In a later appearance on Meet the Press, Buttigieg took aim at the ‘unbelievable hypocrisy’ of President Trump’s religious beliefs and, by direct implication, those of his evangelical supporters.
Trump’s policies, according to Buttigieg, are ‘not consistent with anything that I hear in scripture or in church, where it’s about lifting up the least among us and taking care of strangers, which is another word for immigrants, and making sure that you’re focusing your effort on the poor.’
But if what Mayor Pete hears in church about immigration policy should inform the policy agenda, he is clear there are limits.
When asked about abortion, Buttigieg earnestly noted that ‘this is a moral question, it is not going to be settled by science.’
Moral questions, he said, shouldn’t be settled by ‘a male government official imposing his interpretation of his religion.’
One could be forgiven for assuming Mayor Pete had lapsed into an ‘unbelievable hypocrisy’ by suggesting that his (male government official) interpretation of his religion should bear on policy questions of immigration and economics but not abortion.
A cynic might conclude that Mayor Pete was open to a strictly selective application of religious morality in the public sphere. But this week he returned to his comments about Pence and LGBT rights, offering an interesting alternative take.
‘All of us deserve an equal claim on the blessings of life in this country; just because you’re LGBTQ doesn’t mean it’s OK to discriminate against you,’ he said during a stop in Washington state.
‘It’s time for us to move on toward a more inclusive and more humane vision of faith than what this vice president represents.’ Note that: a more humane faith – not politics.
Perhaps having intuited that it would be easier to change Christian doctrine than Democratic party policy, Pastor Pete is looking to lead a reformation. It is an interesting tactic.
Large sections of the electorate, notably pro-life voters and those with traditional views on marriage, find themselves in opposition to – even excluded from – the Democratic party over their religiously based beliefs.

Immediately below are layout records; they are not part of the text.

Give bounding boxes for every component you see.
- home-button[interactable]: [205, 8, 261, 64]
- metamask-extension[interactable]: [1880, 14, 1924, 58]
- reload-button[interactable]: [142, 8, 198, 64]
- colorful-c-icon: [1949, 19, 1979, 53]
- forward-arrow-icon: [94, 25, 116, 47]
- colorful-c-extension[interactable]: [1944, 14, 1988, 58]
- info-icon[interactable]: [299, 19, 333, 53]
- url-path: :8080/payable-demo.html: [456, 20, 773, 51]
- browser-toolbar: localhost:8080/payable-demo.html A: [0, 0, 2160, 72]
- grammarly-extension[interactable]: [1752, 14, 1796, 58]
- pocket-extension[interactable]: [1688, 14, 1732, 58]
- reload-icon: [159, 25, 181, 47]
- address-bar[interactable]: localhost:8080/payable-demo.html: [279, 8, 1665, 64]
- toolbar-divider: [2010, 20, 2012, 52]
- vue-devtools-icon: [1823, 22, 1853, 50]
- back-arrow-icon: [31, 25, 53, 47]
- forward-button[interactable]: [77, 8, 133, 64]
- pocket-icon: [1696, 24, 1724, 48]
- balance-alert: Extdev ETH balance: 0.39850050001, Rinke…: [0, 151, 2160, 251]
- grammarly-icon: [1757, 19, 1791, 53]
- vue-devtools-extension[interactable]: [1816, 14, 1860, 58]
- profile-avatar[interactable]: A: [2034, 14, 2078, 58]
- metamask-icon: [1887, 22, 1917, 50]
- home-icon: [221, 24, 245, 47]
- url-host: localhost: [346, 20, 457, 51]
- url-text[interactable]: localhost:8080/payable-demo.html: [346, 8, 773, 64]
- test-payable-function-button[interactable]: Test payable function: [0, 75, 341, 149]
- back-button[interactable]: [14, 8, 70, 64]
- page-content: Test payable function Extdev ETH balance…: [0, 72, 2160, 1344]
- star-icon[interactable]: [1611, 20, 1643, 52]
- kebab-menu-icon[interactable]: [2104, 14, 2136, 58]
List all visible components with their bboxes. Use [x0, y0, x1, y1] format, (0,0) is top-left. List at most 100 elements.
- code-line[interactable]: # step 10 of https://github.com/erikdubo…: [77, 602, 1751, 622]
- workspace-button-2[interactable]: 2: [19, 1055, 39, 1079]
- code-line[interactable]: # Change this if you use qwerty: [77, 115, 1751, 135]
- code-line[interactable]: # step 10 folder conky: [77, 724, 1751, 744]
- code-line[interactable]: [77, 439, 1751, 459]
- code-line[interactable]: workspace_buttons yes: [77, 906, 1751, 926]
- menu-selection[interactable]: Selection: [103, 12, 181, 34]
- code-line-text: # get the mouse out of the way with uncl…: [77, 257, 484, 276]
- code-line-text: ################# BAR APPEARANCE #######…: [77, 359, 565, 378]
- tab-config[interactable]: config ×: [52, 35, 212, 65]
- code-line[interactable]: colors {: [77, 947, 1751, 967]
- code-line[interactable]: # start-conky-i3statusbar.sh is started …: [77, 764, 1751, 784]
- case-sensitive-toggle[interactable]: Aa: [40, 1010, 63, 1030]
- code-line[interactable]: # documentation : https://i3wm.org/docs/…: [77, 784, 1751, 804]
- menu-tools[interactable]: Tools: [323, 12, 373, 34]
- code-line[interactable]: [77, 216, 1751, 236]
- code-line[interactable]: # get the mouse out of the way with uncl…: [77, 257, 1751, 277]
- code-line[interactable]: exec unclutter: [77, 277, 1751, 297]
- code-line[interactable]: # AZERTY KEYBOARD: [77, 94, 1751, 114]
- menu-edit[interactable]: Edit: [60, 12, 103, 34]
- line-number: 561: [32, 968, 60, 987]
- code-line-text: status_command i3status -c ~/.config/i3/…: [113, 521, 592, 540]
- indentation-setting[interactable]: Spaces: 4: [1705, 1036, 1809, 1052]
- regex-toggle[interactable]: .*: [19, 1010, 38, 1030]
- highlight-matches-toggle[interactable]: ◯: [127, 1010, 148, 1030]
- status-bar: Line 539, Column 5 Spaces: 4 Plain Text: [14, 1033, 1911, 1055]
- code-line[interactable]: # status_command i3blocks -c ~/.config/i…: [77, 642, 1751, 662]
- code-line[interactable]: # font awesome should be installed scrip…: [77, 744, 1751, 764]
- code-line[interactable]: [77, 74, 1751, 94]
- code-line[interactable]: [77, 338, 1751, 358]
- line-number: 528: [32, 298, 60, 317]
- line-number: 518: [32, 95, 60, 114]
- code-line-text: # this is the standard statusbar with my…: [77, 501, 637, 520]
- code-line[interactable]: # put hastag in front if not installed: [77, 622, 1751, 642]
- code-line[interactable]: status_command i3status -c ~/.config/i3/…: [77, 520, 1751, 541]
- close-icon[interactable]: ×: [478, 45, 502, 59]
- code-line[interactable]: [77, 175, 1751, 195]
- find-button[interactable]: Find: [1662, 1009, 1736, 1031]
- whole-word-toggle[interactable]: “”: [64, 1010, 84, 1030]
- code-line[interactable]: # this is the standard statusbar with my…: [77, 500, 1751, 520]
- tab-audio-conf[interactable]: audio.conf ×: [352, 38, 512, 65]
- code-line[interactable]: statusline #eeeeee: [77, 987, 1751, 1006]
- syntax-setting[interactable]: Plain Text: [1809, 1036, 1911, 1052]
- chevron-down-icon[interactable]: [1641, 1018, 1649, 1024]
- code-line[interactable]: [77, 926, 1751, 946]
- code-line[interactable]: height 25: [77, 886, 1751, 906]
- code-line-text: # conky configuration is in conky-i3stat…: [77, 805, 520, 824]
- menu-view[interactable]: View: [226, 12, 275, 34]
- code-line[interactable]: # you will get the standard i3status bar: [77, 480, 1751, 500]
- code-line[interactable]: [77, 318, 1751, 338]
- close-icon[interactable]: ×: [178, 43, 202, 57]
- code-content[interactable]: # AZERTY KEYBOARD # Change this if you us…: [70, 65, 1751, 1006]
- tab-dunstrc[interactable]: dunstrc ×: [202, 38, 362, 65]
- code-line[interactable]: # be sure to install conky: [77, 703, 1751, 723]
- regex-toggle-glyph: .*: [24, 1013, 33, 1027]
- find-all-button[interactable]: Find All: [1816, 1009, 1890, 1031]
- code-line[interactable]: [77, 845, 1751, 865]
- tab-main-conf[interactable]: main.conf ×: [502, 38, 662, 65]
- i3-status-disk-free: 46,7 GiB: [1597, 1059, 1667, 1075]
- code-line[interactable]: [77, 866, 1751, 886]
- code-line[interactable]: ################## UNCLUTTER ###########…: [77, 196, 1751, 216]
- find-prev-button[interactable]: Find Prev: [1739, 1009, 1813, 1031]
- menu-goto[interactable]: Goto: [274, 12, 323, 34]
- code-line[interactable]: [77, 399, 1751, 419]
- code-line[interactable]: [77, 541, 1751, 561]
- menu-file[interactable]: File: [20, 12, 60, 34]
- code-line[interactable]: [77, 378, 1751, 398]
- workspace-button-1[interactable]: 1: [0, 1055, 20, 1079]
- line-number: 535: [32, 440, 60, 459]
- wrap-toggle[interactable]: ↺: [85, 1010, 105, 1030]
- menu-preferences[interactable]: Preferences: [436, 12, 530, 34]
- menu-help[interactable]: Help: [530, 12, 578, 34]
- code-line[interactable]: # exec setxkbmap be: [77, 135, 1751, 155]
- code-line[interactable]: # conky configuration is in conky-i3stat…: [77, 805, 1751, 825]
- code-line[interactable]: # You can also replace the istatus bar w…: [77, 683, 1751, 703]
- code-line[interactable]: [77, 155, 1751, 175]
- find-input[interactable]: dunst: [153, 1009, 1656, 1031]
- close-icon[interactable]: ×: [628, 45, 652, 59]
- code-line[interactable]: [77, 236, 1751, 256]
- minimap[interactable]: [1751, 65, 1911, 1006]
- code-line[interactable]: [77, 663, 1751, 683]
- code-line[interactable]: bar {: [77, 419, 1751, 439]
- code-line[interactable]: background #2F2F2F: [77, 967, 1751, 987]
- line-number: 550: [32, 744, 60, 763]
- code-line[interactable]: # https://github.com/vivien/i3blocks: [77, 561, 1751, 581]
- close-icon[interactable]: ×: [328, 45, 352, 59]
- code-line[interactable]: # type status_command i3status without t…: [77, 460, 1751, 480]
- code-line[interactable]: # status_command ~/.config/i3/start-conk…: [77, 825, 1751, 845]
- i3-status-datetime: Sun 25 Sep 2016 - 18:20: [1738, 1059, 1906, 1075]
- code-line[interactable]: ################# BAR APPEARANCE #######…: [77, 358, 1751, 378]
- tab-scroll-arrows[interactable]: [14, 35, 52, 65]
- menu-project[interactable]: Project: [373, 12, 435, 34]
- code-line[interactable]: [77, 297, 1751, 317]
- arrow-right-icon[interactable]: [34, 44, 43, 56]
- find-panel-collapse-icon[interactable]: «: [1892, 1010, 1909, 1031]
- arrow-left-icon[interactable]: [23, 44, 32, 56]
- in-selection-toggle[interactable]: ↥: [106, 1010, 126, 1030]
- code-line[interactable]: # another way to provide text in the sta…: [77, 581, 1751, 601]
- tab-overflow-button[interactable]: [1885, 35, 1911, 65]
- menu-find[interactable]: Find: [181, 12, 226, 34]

Conversely, it is no novelty to observe that many of these same voters are not entirely at home in the Republican party either, with many favoring a less business centered approach to tax reform, an end the death penalty, or even a more involved government role in health care.
For years, the misalignment of both parties with religious voters has left many hoping one of them might open up to accommodate the full spectrum of their priorities. Pastor Pete seems to be instead calling on believers to broaden their faith to accommodate his party’s platform.
Despite the decline of religious affiliation in America, it remains a fundamentally religious country. Voters weigh the candidates and policies emotionally as much or more as they do technically. They still want to know that God is on their side.
Great swathes of America, mostly in states like Indiana, have yet to fully shake the traditional values with which they were raised.
In Buttigieg, they have on offer a candidate who is unselfconsciously telling them God is a Democrat, and Pence can take it up with Him. Pastor Pete’s church is woke but reasonably spoken, offering a theology of identity politics which asks nothing of traditional believers but their vote, and that they get out of the way.
It remains to be seen how far Mayor Pete is willing to go in bringing his own brand of Sunday school into the town hall, if other candidates might follow suit, and if he can make believers into converts.
But if he proves successful, it could change the dynamic of the primary campaign, and even the general election.
Americans have long been accustomed to politicians getting religion, but can candidates now convince an increasingly unaffiliated faithful to believe in their politics?